Cameras from the Imaging Source, are sometimes purchased by integrators to build home-spun robotic assembly-lines. One such company is Industrial Dynamics, based in Torrence, California, a bottle inspection company.

"They build their own assembly line from scratch, using a product of ours called a QC camera, rather than just buying a robot from a third party for $150,000," explained Berryman, who was a physics professor at Florida Atlantic University between 1994 and 2007.

Inspection companies like Industrial Dynamics use the equipment in automation which inspects blister packs, spectroscopy as well as machine vision. "They have to database every bottle, to make sure it's filled with pills, and take a picture of the bar code," explained Berryman, who presented the company's equipment at the recent AUTOMATE conference in Chicago.

In May, Berryman said, the company awaits the announcement of a medical abstract describing the beginning of a clinical trial using a 1/3" CCD camera (model DMK 31AG03) from The Imaging Source in an optometric context.
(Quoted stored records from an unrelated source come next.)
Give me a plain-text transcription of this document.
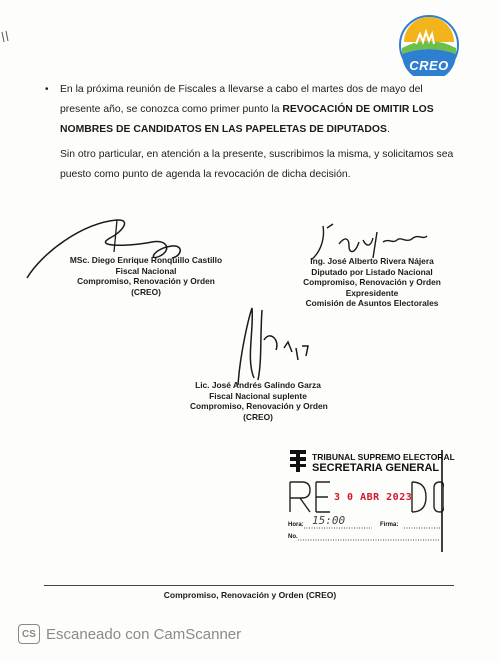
CREO
• En la próxima reunión de Fiscales a llevarse a cabo el martes dos de mayo del presente año, se conozca como primer punto la REVOCACIÓN DE OMITIR LOS NOMBRES DE CANDIDATOS EN LAS PAPELETAS DE DIPUTADOS.
Sin otro particular, en atención a la presente, suscribimos la misma, y solicitamos sea puesto como punto de agenda la revocación de dicha decisión.
MSc. Diego Enrique Ronquillo Castillo
Fiscal Nacional
Compromiso, Renovación y Orden
(CREO)
Ing. José Alberto Rivera Nájera
Diputado por Listado Nacional
Compromiso, Renovación y Orden
Expresidente
Comisión de Asuntos Electorales
Lic. José Andrés Galindo Garza
Fiscal Nacional suplente
Compromiso, Renovación y Orden
(CREO)
TRIBUNAL SUPREMO ELECTORAL
SECRETARIA GENERAL
3 0 ABR 2023
Hora: 15:00	Firma:
No.
Compromiso, Renovación y Orden (CREO)
CS Escaneado con CamScanner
The abstract will likely be presented at this year's meeting of the Association for Research in Vision and Ophthalmology ( ARVO) in Fort Lauderdale, Berryman said.

Other medical applications of the company's equipment include use in dentistry, where the devices are used by manufacturer Periogen in a device used to look "under the gums," according to Berryman.

Another company in Canada uses model number DMK 31BF03-Z2 in conjunction with phosphorescence angiography to examine cardiac tissue for infection, Berryman said. "That model is the only fully digital camera with an intergrated optical zoom lens on the market," he added.

The Canadian company just started mass production of the product, Berryman said.